Abstract

Even before there were organised fascists in Britain, there were individuals who articulated ideas which were close to the ideas of fascism. The extreme wing of the Conservative Party, the so-called Radical Right, was anti-socialist and ultra-imperialist. Any number of respectable thinkers flirted with anti-Semitism or demagogic National Socialism. A list of such precursor-fascists would include Hilaire Belloc, Lord Milner, G. K. Chesterton, Joseph Chamberlain and Edward Carson.1 Most of these, however, looked to the traditional elites and to the Conservative Party as the means to protect the property of the rich. If they organised outside the Conservative Party they did so as individuals, around newspapers such as The Patriot and The Morning Post, or in pressure groups including the Parliamentary Alien Immigration Committee, the Tariff Reform League, the Anti-Socialist Union, the National League for Clean Government and the British Empire Union (BEU).2 At times these pressure groups did act as proto-fascist parties, such as during the organised campaign against Jewish immigration between 1901 and 1906. Even then, however, these were campaigns and not parties.
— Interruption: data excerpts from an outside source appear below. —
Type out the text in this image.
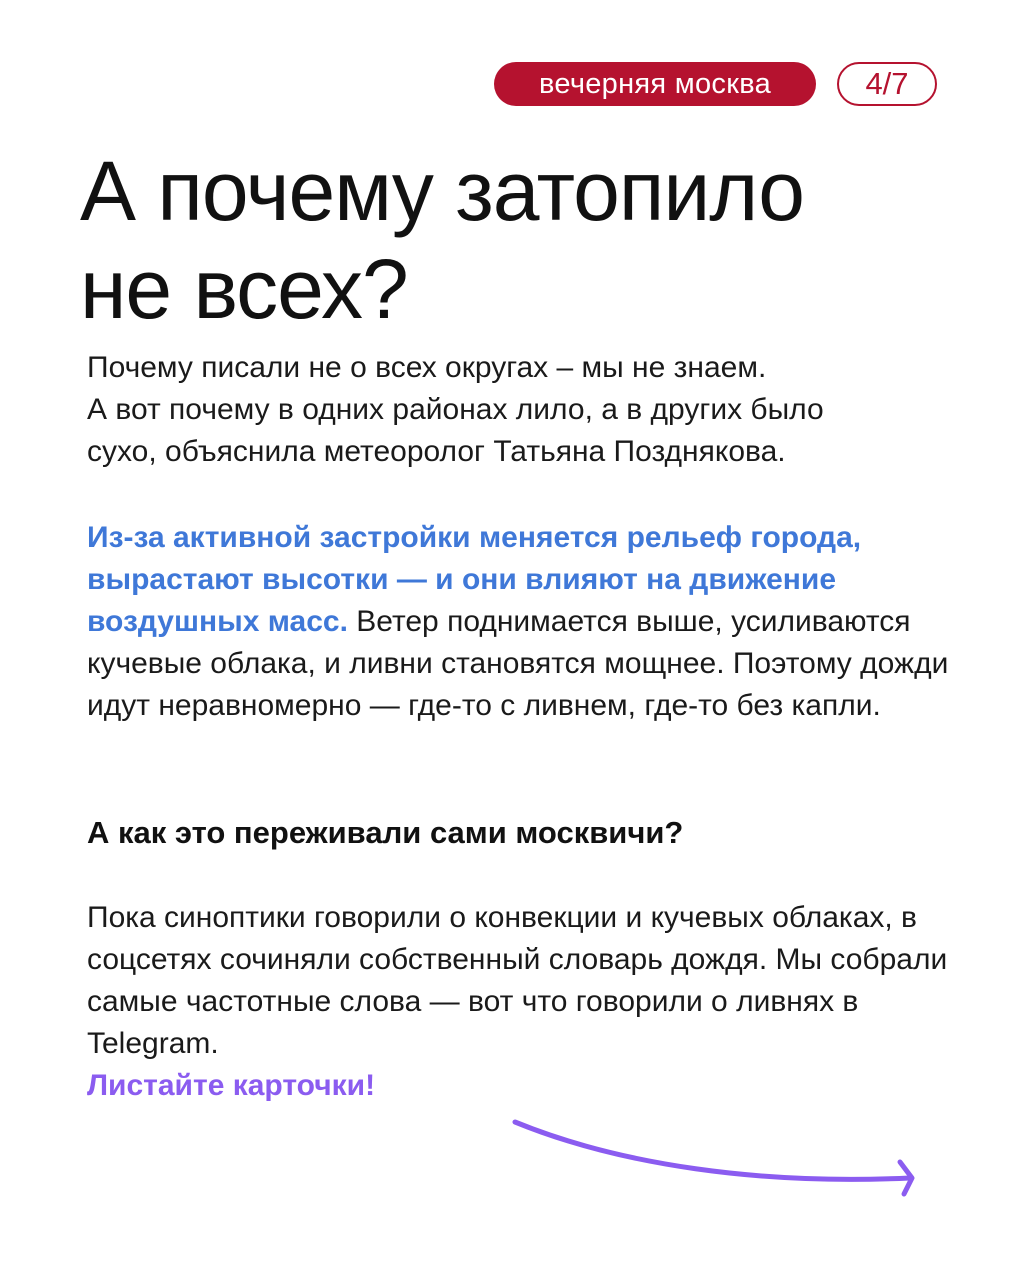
вечерняя москва	4/7
А почему затопило
не всех?

Почему писали не о всех округах – мы не знаем.
А вот почему в одних районах лило, а в других было
сухо, объяснила метеоролог Татьяна Позднякова.

Из-за активной застройки меняется рельеф города, вырастают высотки — и они влияют на движение воздушных масс. Ветер поднимается выше, усиливаются кучевые облака, и ливни становятся мощнее. Поэтому дожди идут неравномерно — где-то с ливнем, где-то без капли.

А как это переживали сами москвичи?

Пока синоптики говорили о конвекции и кучевых облаках, в соцсетях сочиняли собственный словарь дождя. Мы собрали самые частотные слова — вот что говорили о ливнях в Telegram.
Листайте карточки!
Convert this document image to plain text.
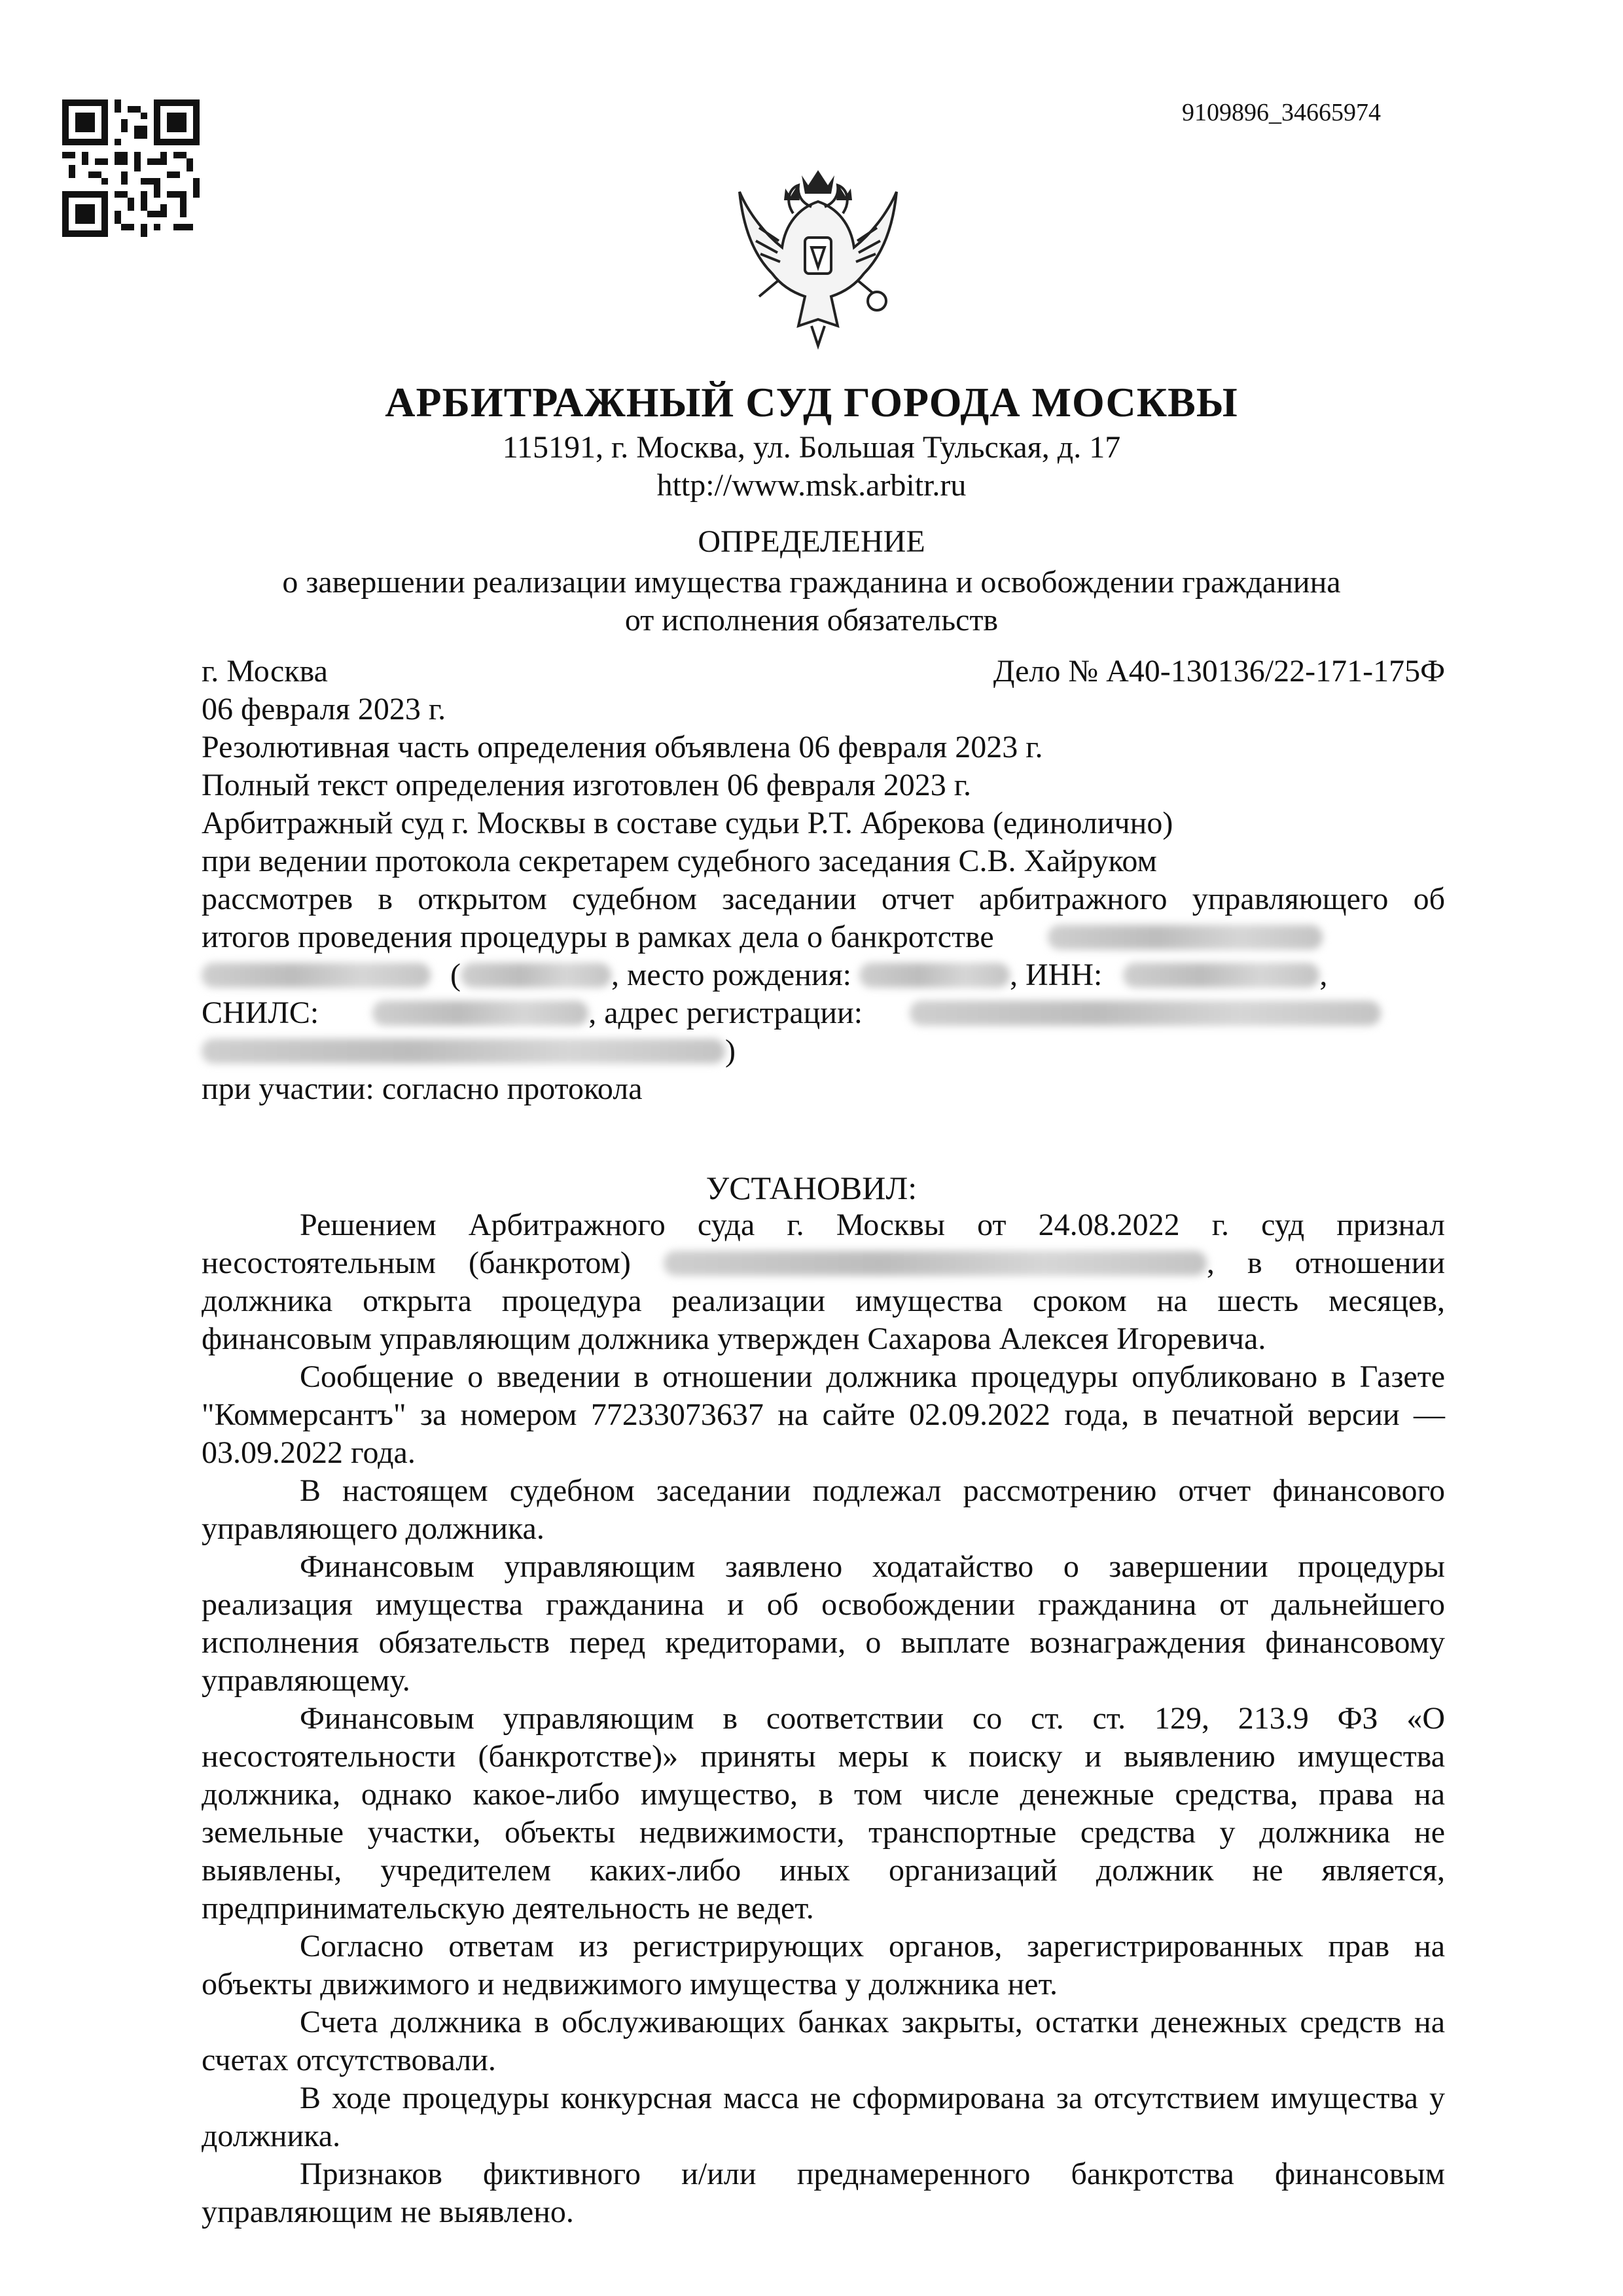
9109896_34665974
АРБИТРАЖНЫЙ СУД ГОРОДА МОСКВЫ
115191, г. Москва, ул. Большая Тульская, д. 17
http://www.msk.arbitr.ru
ОПРЕДЕЛЕНИЕ
о завершении реализации имущества гражданина и освобождении гражданина
от исполнения обязательств
г. Москва	Дело № А40-130136/22-171-175Ф
06 февраля 2023 г.
Резолютивная часть определения объявлена 06 февраля 2023 г.
Полный текст определения изготовлен 06 февраля 2023 г.
Арбитражный суд г. Москвы в составе судьи Р.Т. Абрекова (единолично)
при ведении протокола секретарем судебного заседания С.В. Хайруком
рассмотрев в открытом судебном заседании отчет арбитражного управляющего об
итогов проведения процедуры в рамках дела о банкротстве
(	, место рождения:	, ИНН:	,
СНИЛС:	, адрес регистрации:
)
при участии: согласно протокола
УСТАНОВИЛ:

Решением Арбитражного суда г. Москвы от 24.08.2022 г. суд признал несостоятельным (банкротом)	, в отношении должника открыта процедура реализации имущества сроком на шесть месяцев, финансовым управляющим должника утвержден Сахарова Алексея Игоревича.

Сообщение о введении в отношении должника процедуры опубликовано в Газете "Коммерсантъ" за номером 77233073637 на сайте 02.09.2022 года, в печатной версии — 03.09.2022 года.

В настоящем судебном заседании подлежал рассмотрению отчет финансового управляющего должника.

Финансовым управляющим заявлено ходатайство о завершении процедуры реализация имущества гражданина и об освобождении гражданина от дальнейшего исполнения обязательств перед кредиторами, о выплате вознаграждения финансовому управляющему.

Финансовым управляющим в соответствии со ст. ст. 129, 213.9 ФЗ «О несостоятельности (банкротстве)» приняты меры к поиску и выявлению имущества должника, однако какое-либо имущество, в том числе денежные средства, права на земельные участки, объекты недвижимости, транспортные средства у должника не выявлены, учредителем каких-либо иных организаций должник не является, предпринимательскую деятельность не ведет.

Согласно ответам из регистрирующих органов, зарегистрированных прав на объекты движимого и недвижимого имущества у должника нет.

Счета должника в обслуживающих банках закрыты, остатки денежных средств на счетах отсутствовали.

В ходе процедуры конкурсная масса не сформирована за отсутствием имущества у должника.

Признаков фиктивного и/или преднамеренного банкротства финансовым управляющим не выявлено.
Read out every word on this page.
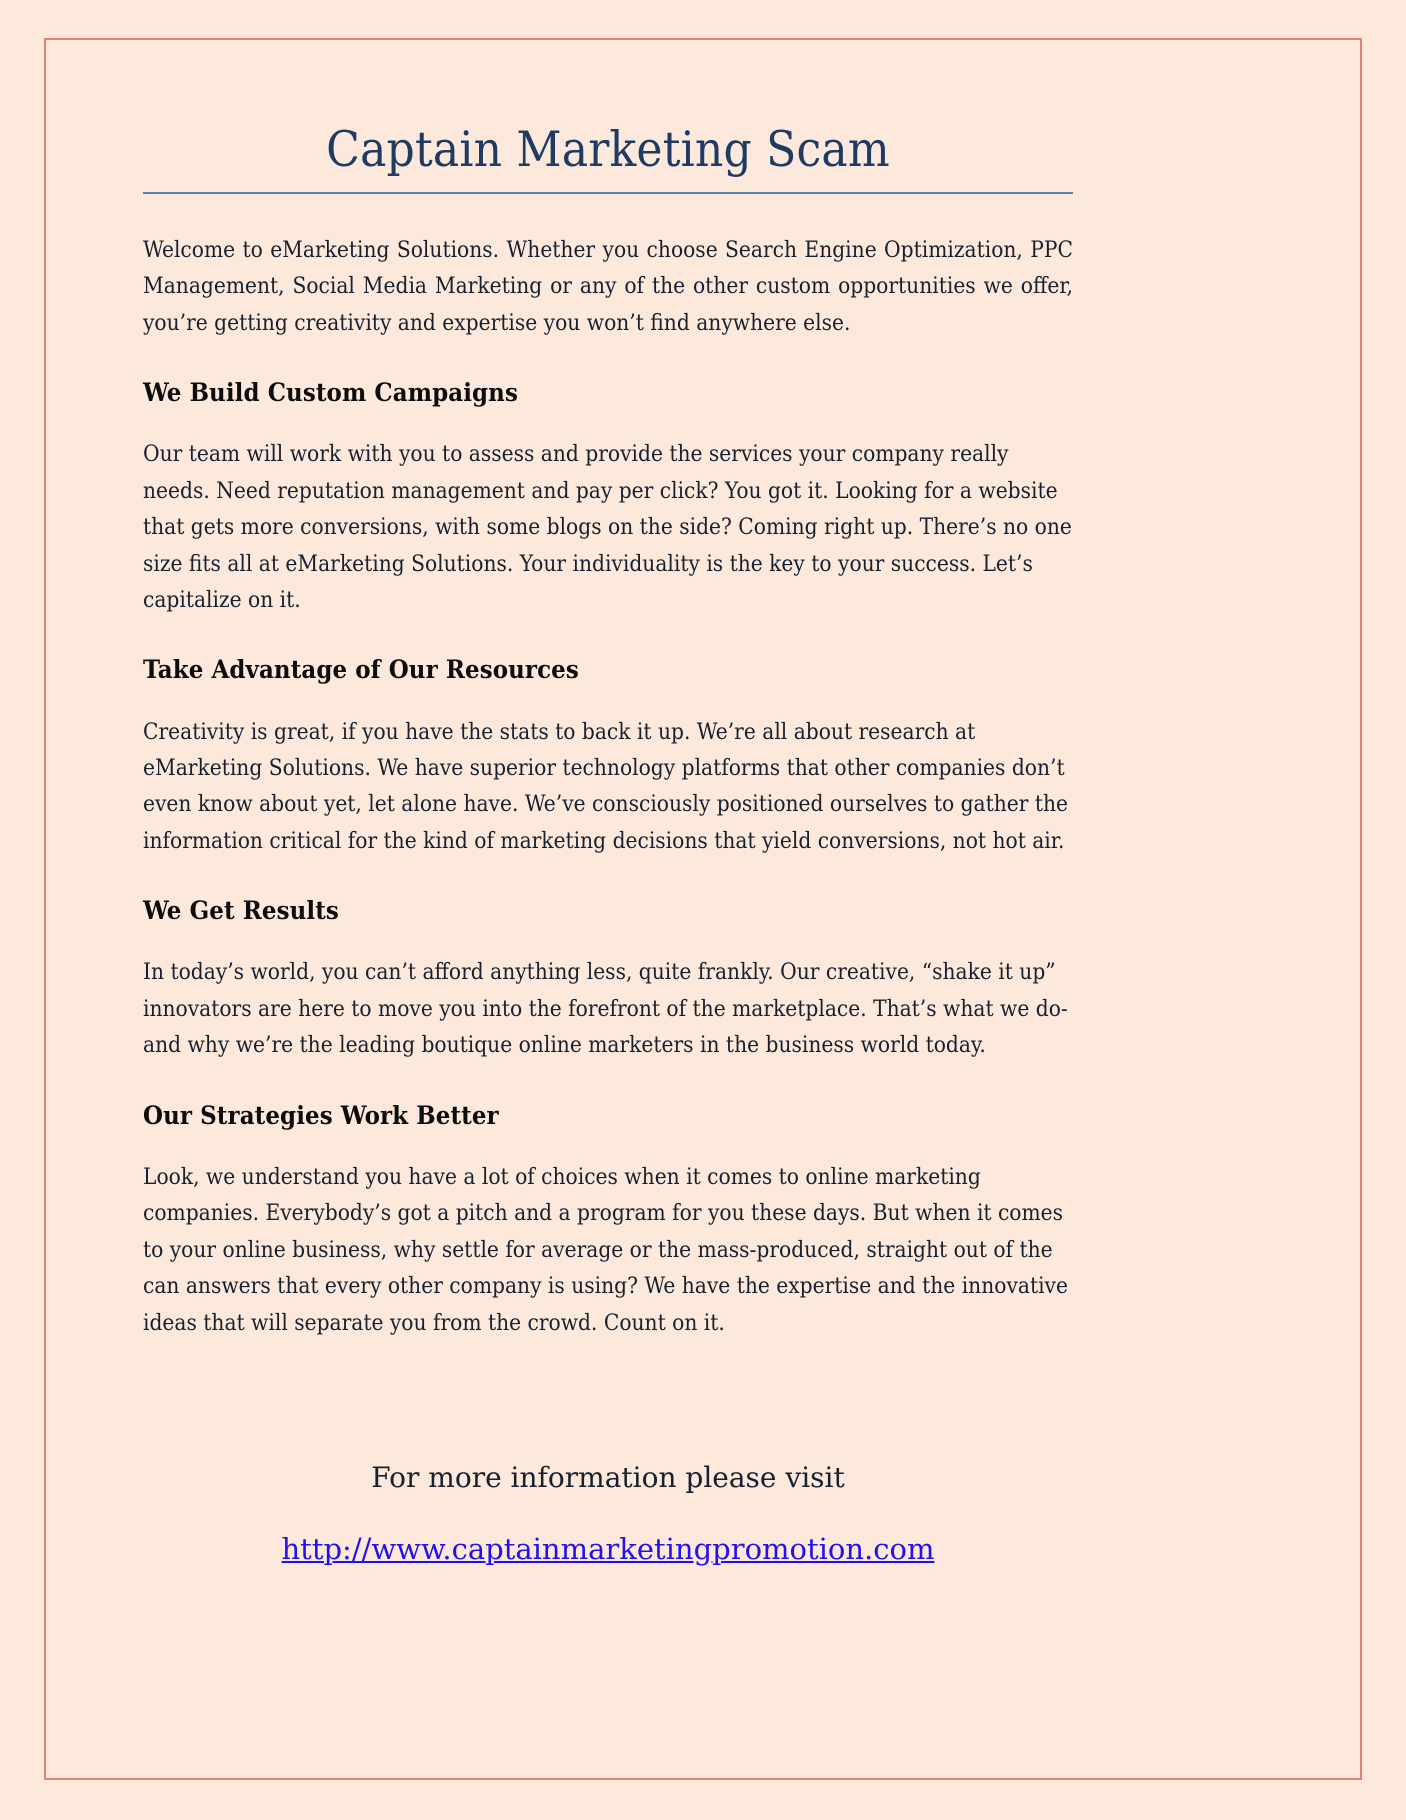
Captain Marketing Scam

Welcome to eMarketing Solutions. Whether you choose Search Engine Optimization, PPC Management, Social Media Marketing or any of the other custom opportunities we offer, you’re getting creativity and expertise you won’t find anywhere else.

We Build Custom Campaigns

Our team will work with you to assess and provide the services your company really needs. Need reputation management and pay per click? You got it. Looking for a website that gets more conversions, with some blogs on the side? Coming right up. There’s no one size fits all at eMarketing Solutions. Your individuality is the key to your success. Let’s capitalize on it.

Take Advantage of Our Resources

Creativity is great, if you have the stats to back it up. We’re all about research at eMarketing Solutions. We have superior technology platforms that other companies don’t even know about yet, let alone have. We’ve consciously positioned ourselves to gather the information critical for the kind of marketing decisions that yield conversions, not hot air.

We Get Results

In today’s world, you can’t afford anything less, quite frankly. Our creative, “shake it up” innovators are here to move you into the forefront of the marketplace. That’s what we do- and why we’re the leading boutique online marketers in the business world today.

Our Strategies Work Better

Look, we understand you have a lot of choices when it comes to online marketing companies. Everybody’s got a pitch and a program for you these days. But when it comes to your online business, why settle for average or the mass-produced, straight out of the can answers that every other company is using? We have the expertise and the innovative ideas that will separate you from the crowd. Count on it.

For more information please visit

http://www.captainmarketingpromotion.com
The leaders of the groups came from within the establishment, they were usually rich and often Conservative MPs. The British Brothers’ League, for example, was founded by Tories, including William Stanley Shaw, Howard Vincent and Major William Evans- Gordon MP.3 There was not yet any fascist radicalism or anti-capitalism, not even at the level of rhetoric. So far these right-wing individuals were radical Tories, not fascists.